Saturday, August 2, 2008
Plot Synopsis: During a family's journey away, secrets are revealed that shatter the idyllic vacation. From there, the dark forces swirling around them tighten rapidly, forcing an decision from which there is no return.
One of the great pleasures for me attending film festivals is the discovery of new directors. Over the last 8 years i have become a great fan of films by talented auteurs like Bent Hamer, Gyorgy Palfi, Park Chan-Wook, Miranda July, and director of this powerful movie: Andrei Zvyagintsev. With the body of work from the aforementioned, you can take heart that the future of cinema is in great hands. Indeed, its one of the very key reasons i love working (and now, writing) in this very creative industry. You know that every year, someone, somewhere is going to produce a film that is of immense interest to your own unique love of film.

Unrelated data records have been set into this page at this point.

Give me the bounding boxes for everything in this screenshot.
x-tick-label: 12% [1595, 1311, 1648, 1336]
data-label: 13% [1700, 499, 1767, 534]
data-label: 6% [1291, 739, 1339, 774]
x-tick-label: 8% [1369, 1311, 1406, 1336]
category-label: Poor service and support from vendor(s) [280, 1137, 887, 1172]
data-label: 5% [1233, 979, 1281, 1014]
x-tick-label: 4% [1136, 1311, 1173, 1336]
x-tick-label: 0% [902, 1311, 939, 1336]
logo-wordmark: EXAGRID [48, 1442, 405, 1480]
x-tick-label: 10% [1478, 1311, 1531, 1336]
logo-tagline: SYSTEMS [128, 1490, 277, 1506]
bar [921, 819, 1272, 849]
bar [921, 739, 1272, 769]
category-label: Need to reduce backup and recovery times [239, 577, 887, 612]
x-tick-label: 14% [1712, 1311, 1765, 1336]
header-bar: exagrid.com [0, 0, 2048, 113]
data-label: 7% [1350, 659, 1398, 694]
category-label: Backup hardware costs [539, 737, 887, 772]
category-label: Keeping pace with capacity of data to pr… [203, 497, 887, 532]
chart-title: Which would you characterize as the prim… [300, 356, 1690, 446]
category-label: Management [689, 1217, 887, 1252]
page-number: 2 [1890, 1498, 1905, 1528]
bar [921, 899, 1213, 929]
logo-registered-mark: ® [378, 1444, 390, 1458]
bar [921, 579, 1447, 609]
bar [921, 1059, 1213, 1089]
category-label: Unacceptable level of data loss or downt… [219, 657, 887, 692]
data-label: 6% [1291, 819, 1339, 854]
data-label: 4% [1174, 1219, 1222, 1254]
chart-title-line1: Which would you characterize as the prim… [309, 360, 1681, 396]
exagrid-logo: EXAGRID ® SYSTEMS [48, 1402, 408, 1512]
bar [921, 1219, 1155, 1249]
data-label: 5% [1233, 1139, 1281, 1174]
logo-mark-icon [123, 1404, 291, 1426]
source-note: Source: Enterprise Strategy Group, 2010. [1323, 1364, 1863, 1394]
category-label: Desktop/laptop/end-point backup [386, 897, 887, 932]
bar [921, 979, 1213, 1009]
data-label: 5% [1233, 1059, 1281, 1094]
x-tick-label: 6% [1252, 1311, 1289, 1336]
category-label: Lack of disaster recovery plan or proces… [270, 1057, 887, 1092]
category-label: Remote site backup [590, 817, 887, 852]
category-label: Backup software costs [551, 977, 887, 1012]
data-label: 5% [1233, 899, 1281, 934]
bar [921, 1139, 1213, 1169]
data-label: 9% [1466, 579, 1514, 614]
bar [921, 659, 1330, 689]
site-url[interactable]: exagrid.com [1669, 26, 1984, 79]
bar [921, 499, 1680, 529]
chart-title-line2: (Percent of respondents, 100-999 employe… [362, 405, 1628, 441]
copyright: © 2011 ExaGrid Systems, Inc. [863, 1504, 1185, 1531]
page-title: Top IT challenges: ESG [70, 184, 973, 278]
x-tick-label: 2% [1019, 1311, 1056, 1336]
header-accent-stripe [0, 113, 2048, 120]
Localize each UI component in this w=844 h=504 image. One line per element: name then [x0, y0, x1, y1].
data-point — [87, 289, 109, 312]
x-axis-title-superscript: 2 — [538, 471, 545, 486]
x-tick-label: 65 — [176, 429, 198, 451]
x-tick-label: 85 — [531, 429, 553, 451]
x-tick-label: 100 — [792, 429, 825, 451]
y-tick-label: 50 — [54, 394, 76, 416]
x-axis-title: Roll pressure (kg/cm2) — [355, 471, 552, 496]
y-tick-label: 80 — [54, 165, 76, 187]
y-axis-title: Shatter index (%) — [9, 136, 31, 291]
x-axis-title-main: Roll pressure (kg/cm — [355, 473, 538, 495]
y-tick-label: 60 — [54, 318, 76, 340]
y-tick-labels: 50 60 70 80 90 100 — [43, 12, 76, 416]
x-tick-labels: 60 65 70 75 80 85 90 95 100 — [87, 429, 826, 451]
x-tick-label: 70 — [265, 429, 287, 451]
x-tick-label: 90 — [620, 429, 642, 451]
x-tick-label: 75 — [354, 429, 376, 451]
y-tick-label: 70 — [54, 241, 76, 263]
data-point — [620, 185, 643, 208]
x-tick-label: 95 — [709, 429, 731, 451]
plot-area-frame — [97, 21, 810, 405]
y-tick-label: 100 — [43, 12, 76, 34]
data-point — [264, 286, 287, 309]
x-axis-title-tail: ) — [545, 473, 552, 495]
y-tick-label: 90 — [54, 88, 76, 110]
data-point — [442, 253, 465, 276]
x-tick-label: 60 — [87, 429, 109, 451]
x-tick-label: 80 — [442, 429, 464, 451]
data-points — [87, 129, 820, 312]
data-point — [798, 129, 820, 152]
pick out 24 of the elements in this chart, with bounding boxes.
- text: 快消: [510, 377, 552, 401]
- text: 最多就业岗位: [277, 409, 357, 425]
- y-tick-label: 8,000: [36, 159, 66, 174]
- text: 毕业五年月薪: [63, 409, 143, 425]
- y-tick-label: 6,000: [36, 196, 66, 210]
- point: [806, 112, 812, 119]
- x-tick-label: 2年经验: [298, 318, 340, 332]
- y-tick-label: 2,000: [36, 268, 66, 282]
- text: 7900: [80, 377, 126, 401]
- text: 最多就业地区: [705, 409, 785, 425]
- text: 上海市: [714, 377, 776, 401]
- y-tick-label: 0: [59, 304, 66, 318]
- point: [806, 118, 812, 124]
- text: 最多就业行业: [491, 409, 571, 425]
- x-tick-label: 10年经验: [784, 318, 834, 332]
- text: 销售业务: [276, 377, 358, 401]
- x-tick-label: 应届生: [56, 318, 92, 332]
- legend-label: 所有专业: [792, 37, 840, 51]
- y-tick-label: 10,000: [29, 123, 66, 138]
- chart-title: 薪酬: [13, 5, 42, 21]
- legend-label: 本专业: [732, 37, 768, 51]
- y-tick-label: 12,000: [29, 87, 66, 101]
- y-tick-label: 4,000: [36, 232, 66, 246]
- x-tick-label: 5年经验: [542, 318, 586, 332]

The start of the movie is a very obvious (now, more so in retrospect) visual clue to the themes that will be slowly revealed throughout its length. Long, meandering takes of a car driving to somewhere, a destination we're not entirely sure about. The road to redemption perhaps? Whatever, like so many journeys we make, its not the destination that's crucial, its how we get there & what happens along the way this is vastly more important. We then get introduced to brothers Mark & Alex whose relationship to each other is unfaltering. No job, task or favour is out of bounds & its this familial bond that gets tested to the extreme later on. Soon we meet the rest of Mark's family, Wife Vera, & their son and daughter. Although the family is away in the country-to Marks Fathers rural retreat, the tensions between the couple are soon very evident. And once the wife reveals her 'secret' things change rapidly and start to head down the only road then can go on-to hell.
Buts thats all i am going to say about the story proper. The rest you'll have to experience for yourself. The only other details i want to mention are the stunning cinematography, the dark haunting foreboding soundtrack, and the understated performances of all the actors.
Like his 1st movie (2003's "The Return") Zvyagintsev's "The Banishment" reaffirms his supreme talent for powerful Symbolic movies that undeniably confirms his position as a more than worthy pretender to the throne of king of Russian cinema! Undoubtedly, Zvyagintsev more than likely is extremely familiar with the demigod of Russian cinema -the other Andrei-Tarkovsky.
If you do enjoy this movie, then you will be stunned by "The Return" as well. Check out the making of doco as well-in particular, the story of the actor who played the eldest son. Whats revealed, makes a great movie even more poignant.